Indeed, when Portugal decriminalised drugs, their problem was much more severe – it is, therefore, hard to say whether such a radical policy might do so well in the UK. But with our overdose deaths increasing and Portugal’s going down, we must accept Portugal as a flagship nation for the successes of such an approach.
Worried parents are often guided by their anxieties and believe that the best way to protect their children from addictions is to mollycoddle them away from the dangers of the world – the belief that we must blind our children in order to give them the best life. This notion is one I find deeply worrying. One of the main causes of the Portuguese addiction problem was ignorance, which logically cannot be solved by blindness. Empowerment is the key to cutting out these problems from their roots, and knowledge is power.
I spoke with Fiona Spargo-Mabbs, founder of the Daniel Spargo-Mabbs Foundation, which is a charity making huge strides at a grassroots level in educating the young on the harmful impacts of drugs.
Fiona identified the significance of tackling the innocent bewilderment and apathy of young people and their knowledge of drugs:
“Education is absolutely essential whatever happens in terms of drug policy reform, or any other legislative controls and constraints. It doesn’t matter what people’s backgrounds are. People from all walks of life are susceptible to coming across drug usage… Regulation and banning of these drugs are not directly related to this usage decreasing. If people want drugs, they will get them – very often it can be easier for under 18s to get hold of unregulated substances like cannabis than something regulated and controlled by the law like cigarettes, but it’s much riskier and potentially harmful to take something that isn’t regulated.”
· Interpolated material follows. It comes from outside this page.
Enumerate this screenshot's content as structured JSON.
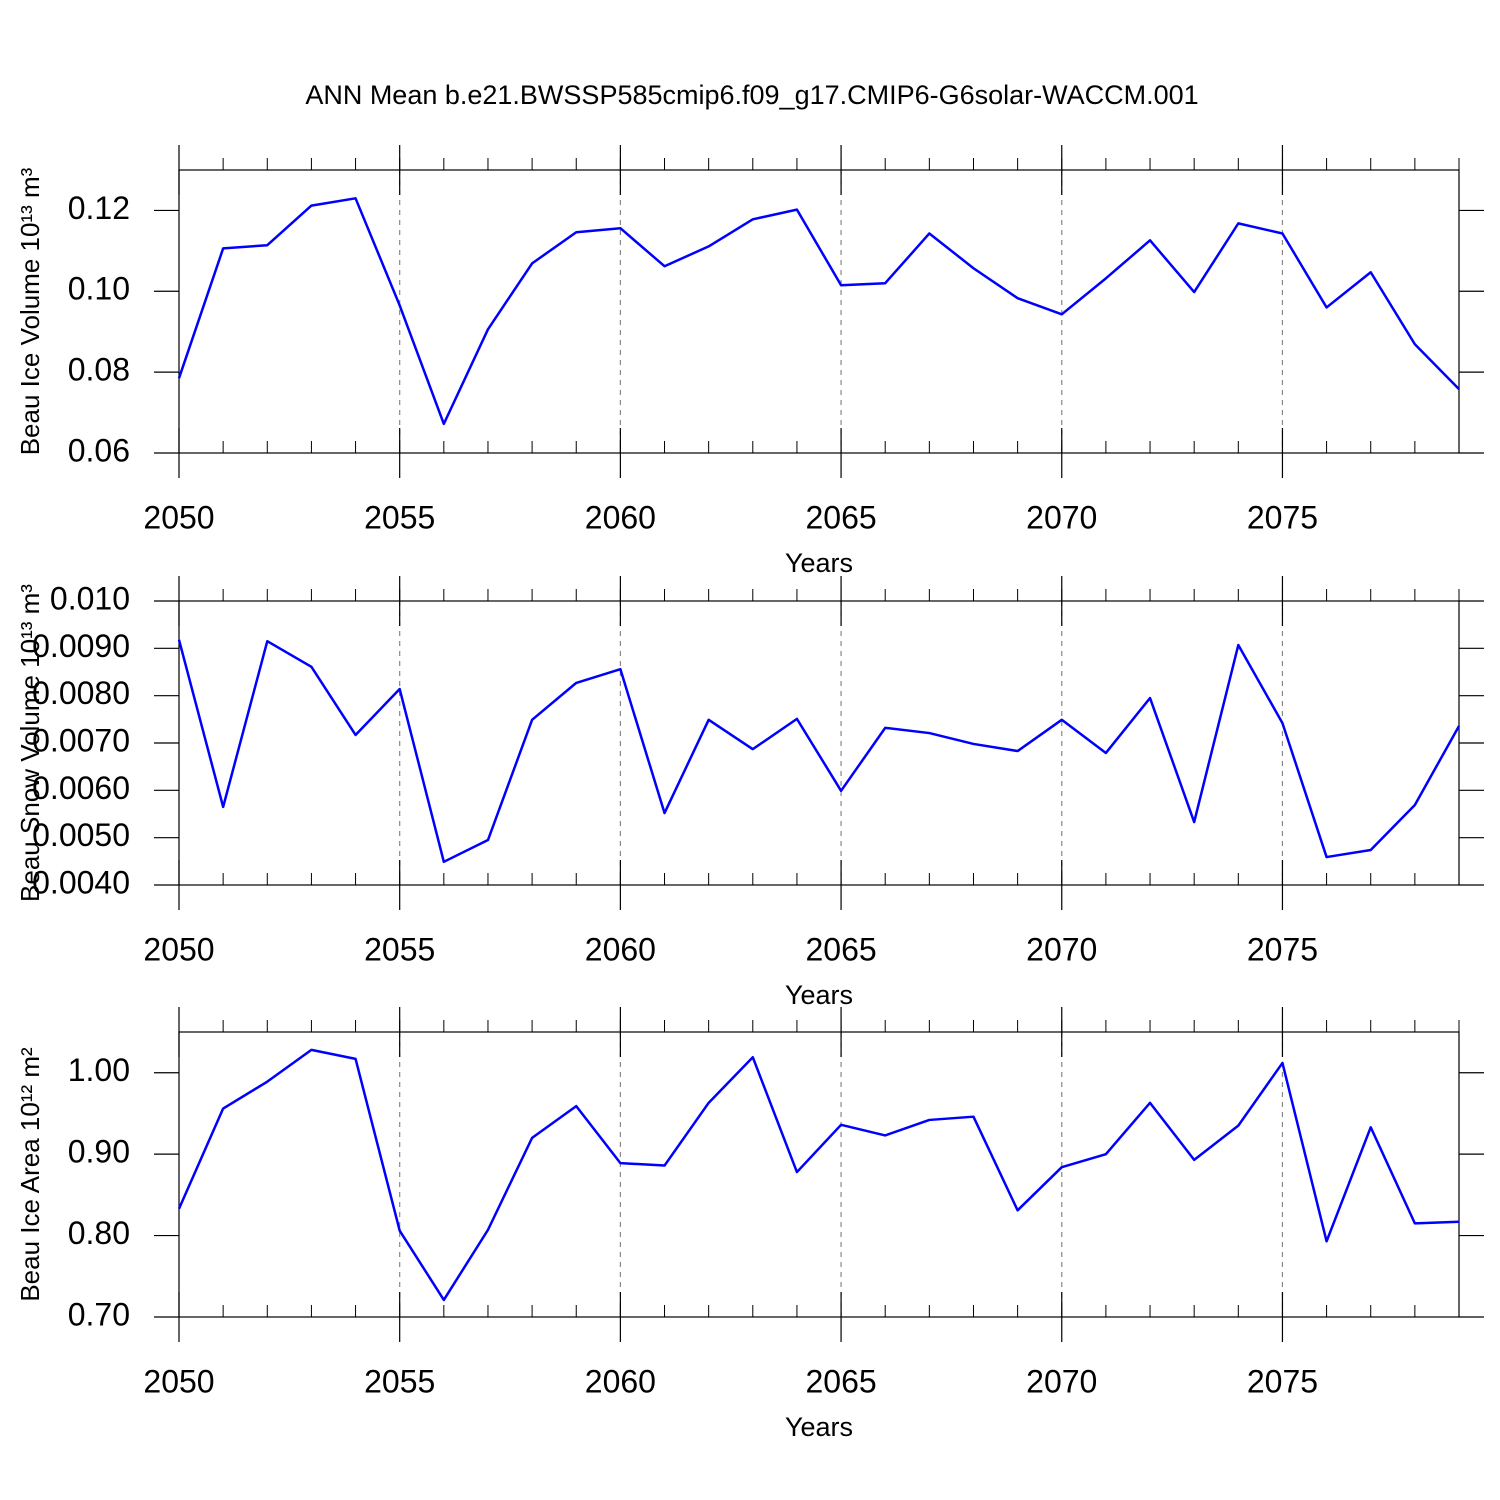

For this reason, it is essential that people know what they are getting into. First and foremost, young people must be made aware of the biological impact of drug usage to themselves: psychosis, depression and anxiety to name a few. The wider impact of drugs on society must also be taught alongside this.
The Government’s UK guidance for Personal, Social and Health Education (PSHE), though not yet statutory, includes drug education as well as various other social skills, and suggests that schools must be able to tailor their own curriculums on the matter.
But while PSHE must be protected and progressed, there are some things that curriculums cannot teach. Charities like Fiona’s and institutions in communities, such as churches and youth clubs, are paramount in many cases. Beyond drugs, it is essential that every individual knows what their own relationship with each vice is. While I can happily throw down £10 on an England World Cup win and it not be a problem, the same can’t be said for everyone.
“If you’re consuming anything, you’re basically testing them on yourself without knowing their contents. I’m a huge fan of Loop’s drug testing and harm reduction services, which offers information about what’s in drugs and a short counselling session – often the first honest, informed conversation people have about drugs. Everyone must be aware of the contents of what they’re consuming and how they respond to it individually.”
For Fiona, it is, therefore, not only a question of education but also of nurture. Wielding knowledge and understanding, young people can battle off bad habits if they need to – without the nanny state.
Drug addiction is a battle we have experience in fighting, but the gaming industry is increasing exponentially by the day, most of us are addicted to our smartphones and wherever I go everyone seems to be addicted to coffee. Some of these are clearly more harmful than others, so we must hand children the tools to approach their journey in a way that benefits them most as our world evolves. The glorious nature of education is its empowerment and the ability of the individual to take risks, live life and be free.